The Case for State-Base

The United States should make more use of "de facto hired" troops from "allied" States, and it should get Japan and Germany to chip in for them.

Since the Second World War, the United States in its foreign adventures has always laboured under the difficulty of the political liability of troops losses, a difficulty not borne (to the same extent) by other actors, other powers, or even its pre-WWII self. Baathist Iraq was prepared to lose troops, al-Qaeda is prepared to lose troops, Iraqi insurgents are prepared to lose troops. The American Civil War, while engendering much political controversy, cost 600,000 lives - far more than the 3,500 so far in Iraq and from a much smaller political base. This handicap of the sensitivity of troops losses (see The Utility of Force) ties the United States' hands; worse, its enemies deliberately formulate their strategies and tactics to take advantage of this weakness by focussing on "body-count" (oddly mirroring the US military's own obsession with industrial-style counting of bodies).
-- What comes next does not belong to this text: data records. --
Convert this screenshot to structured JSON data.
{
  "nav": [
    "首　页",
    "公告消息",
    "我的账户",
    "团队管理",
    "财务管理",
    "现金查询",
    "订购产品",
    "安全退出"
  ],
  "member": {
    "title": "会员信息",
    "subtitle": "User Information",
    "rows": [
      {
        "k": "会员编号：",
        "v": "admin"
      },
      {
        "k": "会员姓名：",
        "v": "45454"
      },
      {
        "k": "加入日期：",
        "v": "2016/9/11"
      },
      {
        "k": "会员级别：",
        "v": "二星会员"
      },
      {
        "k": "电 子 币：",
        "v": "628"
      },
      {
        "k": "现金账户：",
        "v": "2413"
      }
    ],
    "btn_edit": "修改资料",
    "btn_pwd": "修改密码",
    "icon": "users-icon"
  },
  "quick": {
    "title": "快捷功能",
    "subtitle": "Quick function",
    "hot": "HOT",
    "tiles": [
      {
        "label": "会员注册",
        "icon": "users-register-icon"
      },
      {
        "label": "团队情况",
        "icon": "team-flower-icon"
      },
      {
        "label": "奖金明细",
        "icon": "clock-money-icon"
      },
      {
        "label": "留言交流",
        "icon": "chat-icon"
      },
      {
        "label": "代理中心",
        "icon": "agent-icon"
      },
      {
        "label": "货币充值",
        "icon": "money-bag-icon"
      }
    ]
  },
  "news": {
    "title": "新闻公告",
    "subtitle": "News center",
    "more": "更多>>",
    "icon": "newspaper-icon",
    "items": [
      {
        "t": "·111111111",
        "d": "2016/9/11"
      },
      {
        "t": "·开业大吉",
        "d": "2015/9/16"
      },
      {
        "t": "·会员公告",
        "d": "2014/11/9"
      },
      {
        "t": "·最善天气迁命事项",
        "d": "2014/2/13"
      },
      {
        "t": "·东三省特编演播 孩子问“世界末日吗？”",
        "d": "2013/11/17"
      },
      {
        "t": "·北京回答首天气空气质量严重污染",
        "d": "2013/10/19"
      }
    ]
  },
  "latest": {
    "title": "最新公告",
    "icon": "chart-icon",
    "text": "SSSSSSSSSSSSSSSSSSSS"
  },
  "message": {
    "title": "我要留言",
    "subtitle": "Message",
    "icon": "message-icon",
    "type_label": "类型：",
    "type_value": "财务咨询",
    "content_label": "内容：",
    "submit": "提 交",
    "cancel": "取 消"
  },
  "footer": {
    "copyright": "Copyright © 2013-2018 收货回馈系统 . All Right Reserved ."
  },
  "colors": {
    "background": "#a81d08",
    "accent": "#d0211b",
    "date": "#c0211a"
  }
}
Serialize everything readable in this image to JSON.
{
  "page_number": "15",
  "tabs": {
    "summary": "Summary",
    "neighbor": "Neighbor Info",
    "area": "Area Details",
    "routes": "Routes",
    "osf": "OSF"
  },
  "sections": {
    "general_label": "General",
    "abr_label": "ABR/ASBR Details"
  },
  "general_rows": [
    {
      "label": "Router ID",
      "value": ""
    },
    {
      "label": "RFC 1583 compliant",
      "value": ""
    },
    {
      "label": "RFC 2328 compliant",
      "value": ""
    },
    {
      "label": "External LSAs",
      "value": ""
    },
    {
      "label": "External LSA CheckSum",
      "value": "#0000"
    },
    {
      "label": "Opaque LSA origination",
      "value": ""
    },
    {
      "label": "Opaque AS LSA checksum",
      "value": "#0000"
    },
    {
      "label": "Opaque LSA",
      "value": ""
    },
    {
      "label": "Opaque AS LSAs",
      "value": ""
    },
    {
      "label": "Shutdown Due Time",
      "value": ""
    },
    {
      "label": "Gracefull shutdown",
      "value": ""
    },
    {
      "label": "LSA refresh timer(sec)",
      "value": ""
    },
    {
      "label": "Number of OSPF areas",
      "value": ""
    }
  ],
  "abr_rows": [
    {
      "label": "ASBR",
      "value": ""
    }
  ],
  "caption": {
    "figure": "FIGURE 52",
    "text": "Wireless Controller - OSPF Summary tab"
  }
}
United States forces would perform better if they could take advantage of lives and bodies that are not so politically sensitive. These could be out-and-out mercenaries (itself a potential political liability), but any forces that are not United States forces would do. There are several options:
  • Private military contractors (PMCs). A good option. The death of a PMC who is a US citizen would add something to the mood in the US, but not as much as would the death of a US soldier. For instance, his death is not added to the official tally.
  • Mercenaries. With all the problems that that entails - see Machiavelli.
  • Foreign Legion. The US ought definitely create a Foreign Legion. France always seems to use its Foreign Legion for its foreign adventures.
  • Swiss style mercenaries (Reisläufer - "campaign-goers"). The focus of this paper.

Swiss-style Mercenaries

Everyone knows about Swiss mercenaries around the Renaissance period, but few realise how the system worked.

Ghurka troops are recruited by British recruiters in the lowland areas of Nepal under the terms of a treaty with the King of Nepal. Prospective Ghurkas travel to the lowlands to the recruiting stations. The whole process was facilitated by native middlemen called ghurkiwallah.
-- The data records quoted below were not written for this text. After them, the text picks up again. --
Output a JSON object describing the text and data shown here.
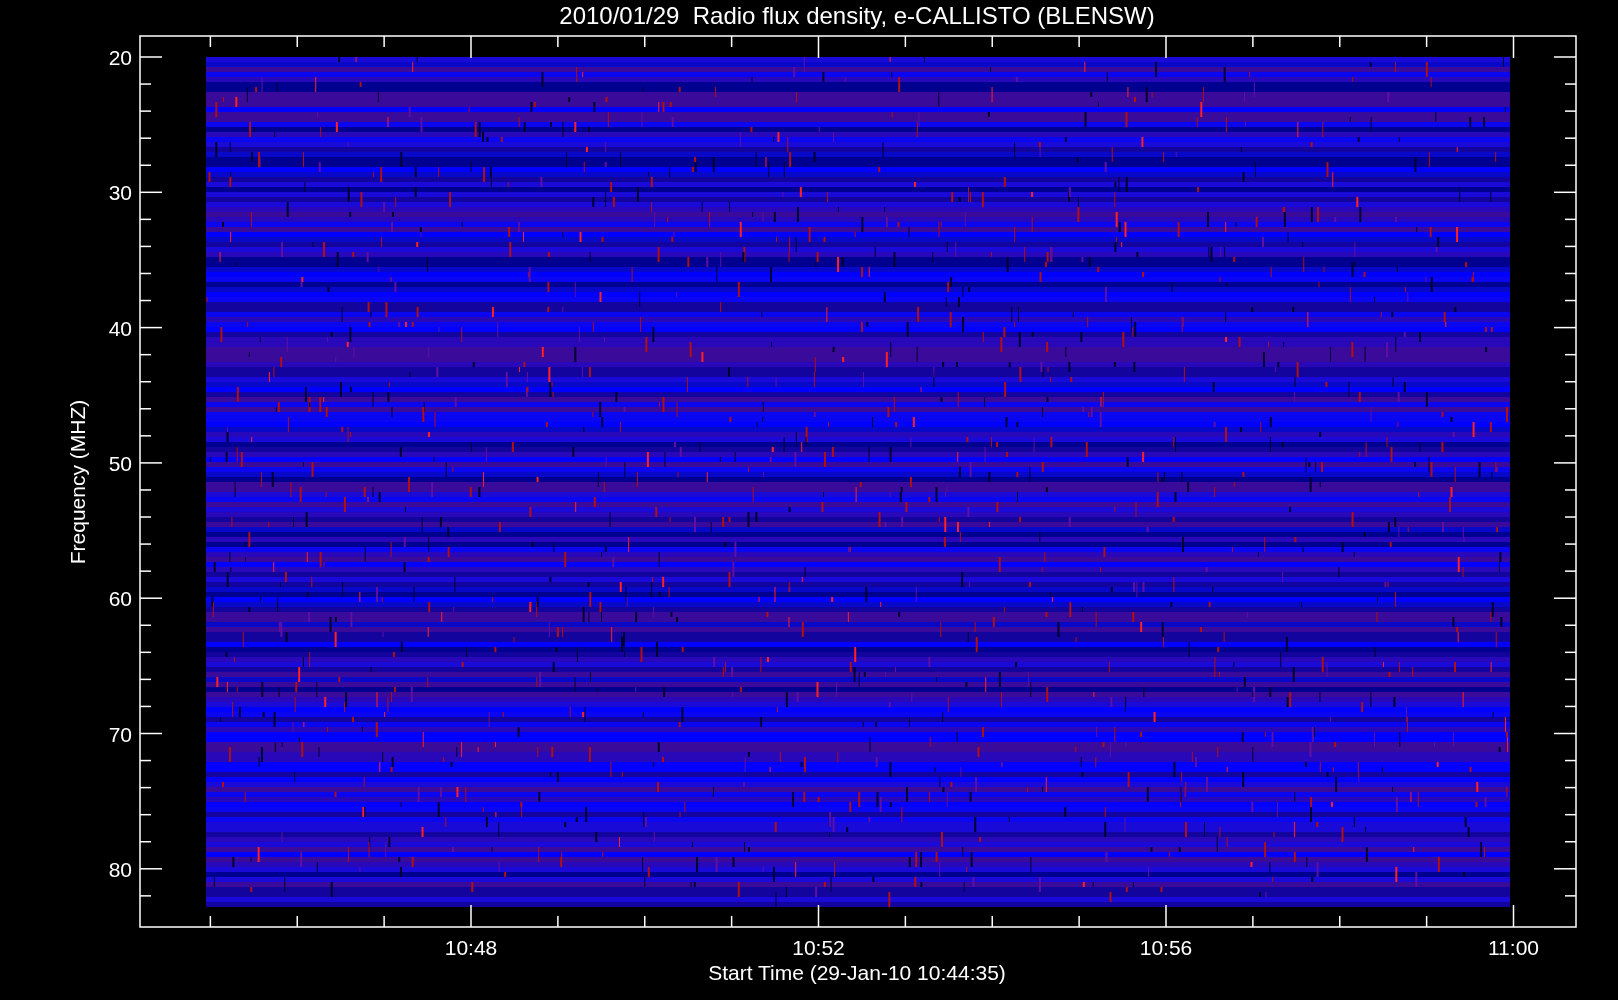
{
  "plot": {
    "title": "2010/01/29  Radio flux density, e-CALLISTO (BLENSW)",
    "xlabel": "Start Time (29-Jan-10 10:44:35)",
    "ylabel": "Frequency (MHZ)",
    "xtick_labels": [
      "10:48",
      "10:52",
      "10:56",
      "11:00"
    ],
    "ytick_labels": [
      "20",
      "30",
      "40",
      "50",
      "60",
      "70",
      "80"
    ]
  }
}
This is not the model by which Reisläufer were recruited. Reisläufer were recruited by a foreign power contracting with a canton to supply troops. (A "canton" is rather like a city-state, except that some cantons are city-states without a city - "valley-state" might be good description.) So the arrangemet was rather like a military alliance based on cash rather than on coinciding geostrategic interests, a marriage of convenience rather than a love-match. The advantage of this was that a canton would then supply a ready-made contingent rather than a mob or individuals yet to be formed into units or raw recruits yet to be trained.

To some extent the US already does this but a glance at the figures of forces in Iraq tells you not to a great extent.
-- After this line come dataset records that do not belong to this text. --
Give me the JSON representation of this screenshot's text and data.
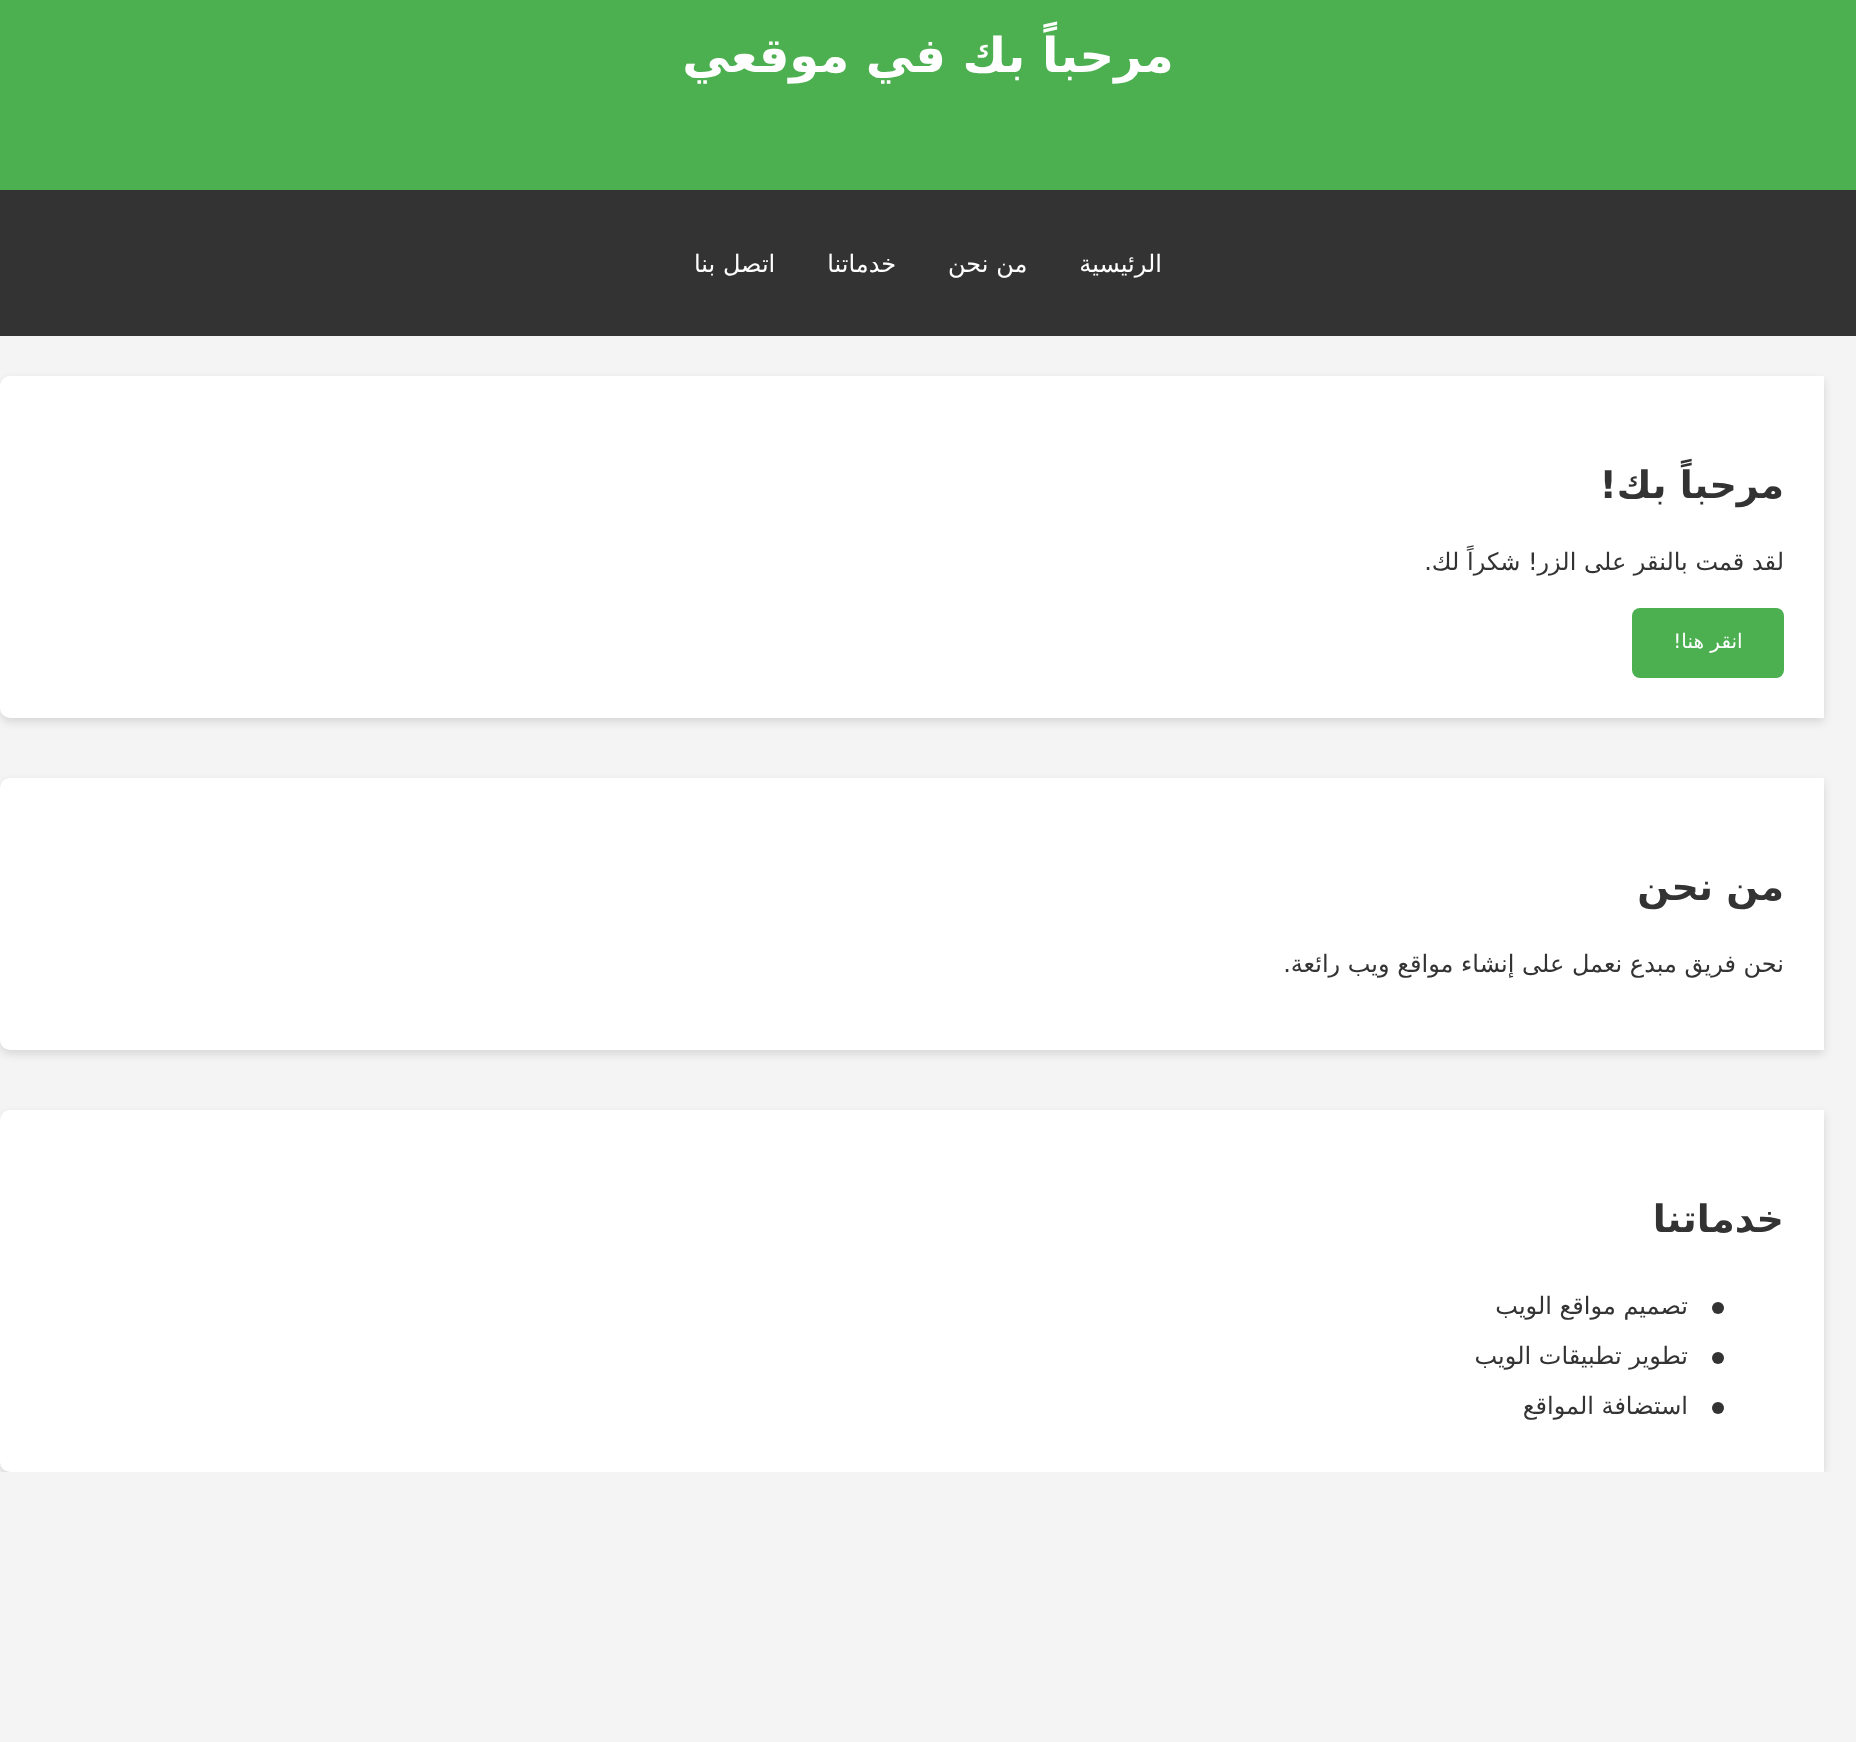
{
  "header": {
    "title": "مرحباً بك في موقعي"
  },
  "nav": {
    "links": [
      "الرئيسية",
      "من نحن",
      "خدماتنا",
      "اتصل بنا"
    ]
  },
  "sections": [
    {
      "kind": "welcome",
      "title": "مرحباً بك!",
      "text": "لقد قمت بالنقر على الزر! شكراً لك.",
      "button": "انقر هنا!"
    },
    {
      "kind": "about",
      "title": "من نحن",
      "text": "نحن فريق مبدع نعمل على إنشاء مواقع ويب رائعة."
    },
    {
      "kind": "services",
      "title": "خدماتنا",
      "items": [
        "تصميم مواقع الويب",
        "تطوير تطبيقات الويب",
        "استضافة المواقع"
      ]
    }
  ]
}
The danger is that a contingent can be persuaded to go home by terrorism or money- viz Spain. Non-US, non-Western populations are more immune to the pressure of terror (because (a) they are more used to and less shocked by violence and death; (b) they are anonymous "others": their deaths are less shocking to the US public; and (c) Their governments do not need to take into account popular opinion to the same extent that the US government does. The rewards can be designed in such a way as (a) They are such that it is in the Reisläufer supplying country's interest to stay the course; (b) Pay-offs are gradual and over time; (c) Pay-offs can be withheld or revoked.